DOI: 10.1186/s12879-021-06762-9
Abstrakt: Background: Studies indicate that ethnicity and socioeconomic disparity are significant facilitators for COVID-19 mortality. The United Arab Emirates, distinctly has a population of almost 12% citizens and the rest, immigrants, are mainly unskilled labourers. The disparate socio-economic structure, crowded housing conditions, and multi-ethnic population offer a unique set of challenges in COVID-19 management.
Methods: Patient characteristics, comorbidities, and clinical outcomes data from the electronic patient medical records were retrospectively extracted from the hospital information system of the two designated public COVID-19 referral hospitals.
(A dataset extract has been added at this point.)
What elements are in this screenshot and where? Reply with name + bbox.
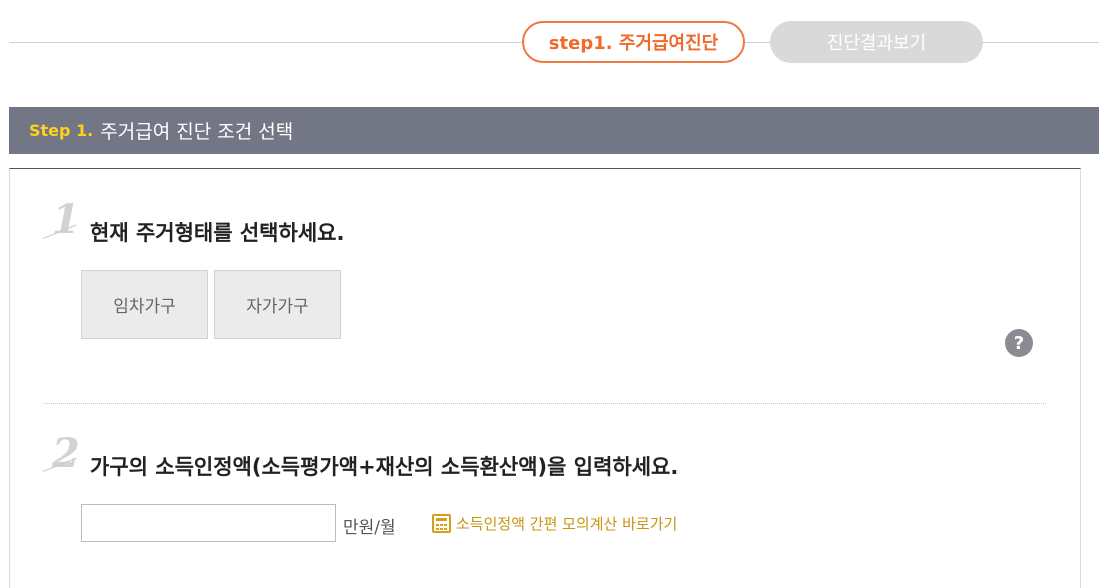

Chi-square test, logistic regression, and odds ratio were used to analyse the variables.
Results: From, the total of 3072 patients, less than one-fifth were females; the Asian population (71.2%);followed by Middle Eastern Arabs (23.3%) were the most infected by the virus. Diabetes Mellitus (26.8%), hypertension (25.7%) and heart disease (9.6%) were the most prevalent comorbidities observed among COVID-19 patients. Kidney disease as comorbidity significantly diminished the survival rates (Crude OR 9.6, 95% CI (5.6-16.6), p < 0.001) and (Adjusted OR 5.7 95% CI (3.0 - 10.8), p < 0.001), as compared to those patients without kidney disease. Similarly, the higher age of patients between 51 and 65 years, significantly decreased the odds for survival (Crude OR 14.1 95% CI (3.4-58.4), p < 0.001) and (Adjusted OR 12.3 95% CI (2.9 - 52.4), p < 0.001). Patient age beyond 66 years, further significantly decreased the odds for survival (Crude OR 36.1 95% CI (8.5-154.1), p < 0.001), and (Adjusted OR 26.6 95% CI (5.7 - 123.8), p < 0.001).
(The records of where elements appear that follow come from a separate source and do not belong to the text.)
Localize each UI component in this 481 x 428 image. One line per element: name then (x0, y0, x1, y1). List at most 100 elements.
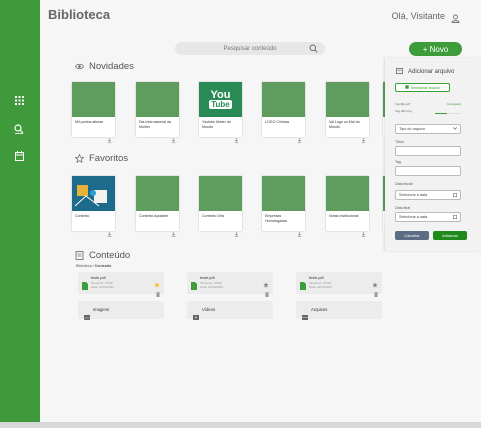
select-file-label: Selecionar arquivo (410, 85, 441, 90)
news-card[interactable]: Vai Logo ou Mal do Mundo (326, 82, 369, 143)
breadcrumb-separator: / (92, 264, 94, 268)
news-card[interactable]: You Tube Youtube Mister do Mundo (199, 82, 242, 143)
section-news-title: Novidades (89, 61, 134, 72)
upload-progress-fill (435, 113, 447, 114)
card-name: Mil pontos alturas (75, 120, 104, 124)
card-name: Contexto Orla (202, 214, 225, 218)
tag-input[interactable] (395, 166, 461, 176)
add-button[interactable]: Adicionar (433, 231, 467, 240)
download-icon[interactable] (107, 130, 112, 143)
folder-label: Arquivos (311, 307, 328, 312)
select-file-button[interactable]: Selecionar arquivo (395, 83, 450, 92)
news-card[interactable]: Dia Internacional da Mulher (136, 82, 179, 143)
file-card[interactable]: teste.pdf Tamanho: 375kb Data: 22/04/202… (296, 272, 382, 297)
file-name: teste.pdf (309, 276, 324, 280)
breadcrumb-root[interactable]: Biblioteca (76, 264, 92, 268)
card-name: Vai Logo ou Mal do Mundo (329, 120, 360, 129)
star-icon (74, 153, 85, 164)
card-name: Youtube Mister do Mundo (202, 120, 231, 129)
panel-header: Adicionar arquivo (396, 68, 454, 76)
download-icon[interactable] (361, 130, 366, 143)
favorite-card[interactable]: Contexto Orla (199, 176, 242, 237)
section-news: Novidades (75, 61, 134, 72)
chevron-down-icon (453, 127, 457, 131)
search-placeholder: Pesquisar conteúdo (223, 45, 277, 52)
cancel-button[interactable]: Cancelar (395, 231, 429, 240)
card-name: Dia Internacional da Mulher (139, 120, 171, 129)
download-icon[interactable] (297, 224, 302, 237)
file-card[interactable]: teste.pdf Tamanho: 375kb Data: 22/04/202… (187, 272, 273, 297)
section-favorites-title: Favoritos (89, 153, 129, 164)
title-input[interactable] (395, 146, 461, 156)
card-thumbnail (326, 82, 369, 117)
trash-icon[interactable] (374, 284, 378, 297)
upload-name: Imprfile.pdf (395, 102, 410, 106)
upload-item: Imprfile.pdf Carregado (395, 102, 461, 106)
favorite-card[interactable]: Notas Institucional (326, 176, 369, 237)
start-date-input[interactable]: Selecione a data (395, 190, 461, 200)
document-icon (82, 277, 88, 290)
upload-progress (435, 113, 461, 114)
start-date-label: Data inicial (395, 182, 413, 186)
download-icon[interactable] (107, 224, 112, 237)
new-button[interactable]: + Novo (409, 42, 462, 56)
new-button-label: + Novo (422, 44, 449, 54)
star-icon[interactable] (372, 275, 378, 288)
star-filled-icon[interactable] (154, 275, 160, 288)
end-date-input[interactable]: Selecione a data (395, 212, 461, 222)
archive-icon (302, 307, 308, 320)
download-icon[interactable] (171, 224, 176, 237)
download-icon[interactable] (234, 130, 239, 143)
search-icon[interactable] (309, 44, 318, 53)
folder-videos[interactable]: Vídeos (187, 301, 273, 320)
title-label: Título (395, 140, 404, 144)
calendar-icon (453, 214, 457, 220)
search-input[interactable]: Pesquisar conteúdo (175, 42, 325, 55)
folder-label: Vídeos (202, 307, 216, 312)
file-type-select[interactable]: Tipo do arquivo (395, 124, 461, 134)
calendar-icon[interactable] (13, 150, 25, 162)
trash-icon[interactable] (265, 284, 269, 297)
sidebar (0, 0, 40, 422)
file-date: Data: 22/04/2024 (91, 285, 115, 289)
grid-icon[interactable] (13, 94, 25, 106)
download-icon[interactable] (361, 224, 366, 237)
panel-title: Adicionar arquivo (408, 69, 455, 75)
breadcrumb-current: Conteúdo (94, 264, 112, 268)
eye-icon (75, 62, 84, 71)
library-search-icon[interactable] (13, 123, 25, 135)
file-meta: Tamanho: 375kb Data: 22/04/2024 (309, 281, 332, 289)
card-name: Notas Institucional (329, 214, 359, 218)
file-card[interactable]: teste.pdf Tamanho: 375kb Data: 22/04/202… (78, 272, 164, 297)
user-icon[interactable] (451, 10, 461, 23)
card-name: LOGO Clínicas (265, 120, 290, 124)
card-thumbnail (72, 82, 115, 117)
youtube-logo-thumbnail: You Tube (199, 82, 242, 117)
add-label: Adicionar (442, 233, 458, 238)
folder-images[interactable]: Imagens (78, 301, 164, 320)
card-thumbnail (326, 176, 369, 211)
star-icon[interactable] (263, 275, 269, 288)
download-icon[interactable] (297, 130, 302, 143)
folder-files[interactable]: Arquivos (296, 301, 382, 320)
favorite-card[interactable]: Contexto Apoiante (136, 176, 179, 237)
news-card[interactable]: LOGO Clínicas (262, 82, 305, 143)
start-date-value: Selecione a data (399, 193, 428, 197)
cancel-label: Cancelar (404, 233, 420, 238)
favorite-card[interactable]: Empresas Homologadas (262, 176, 305, 237)
favorite-card[interactable]: Contexto (72, 176, 115, 237)
section-favorites: Favoritos (74, 153, 129, 164)
download-icon[interactable] (234, 224, 239, 237)
file-name: teste.pdf (91, 276, 106, 280)
end-date-value: Selecione a data (399, 215, 428, 219)
card-name: Empresas Homologadas (265, 214, 288, 223)
bottom-scrollbar[interactable] (0, 422, 481, 428)
news-card[interactable]: Mil pontos alturas (72, 82, 115, 143)
file-meta: Tamanho: 375kb Data: 22/04/2024 (200, 281, 223, 289)
download-icon[interactable] (171, 130, 176, 143)
add-file-panel: Adicionar arquivo Selecionar arquivo Imp… (385, 58, 481, 251)
file-meta: Tamanho: 375kb Data: 22/04/2024 (91, 281, 114, 289)
upload-file-icon (396, 68, 403, 76)
trash-icon[interactable] (156, 284, 160, 297)
card-thumbnail (262, 176, 305, 211)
Conclusion: Our study indicates that older ages above 51 years and kidney disease increased mortality significantly in COVID-19 patients. Ethnicity was not significantly associated with mortality in the UAE population. Our findings are important in the management of the COVID-19 disease in the region with similar economic, social, cultural, and ethnic backgrounds.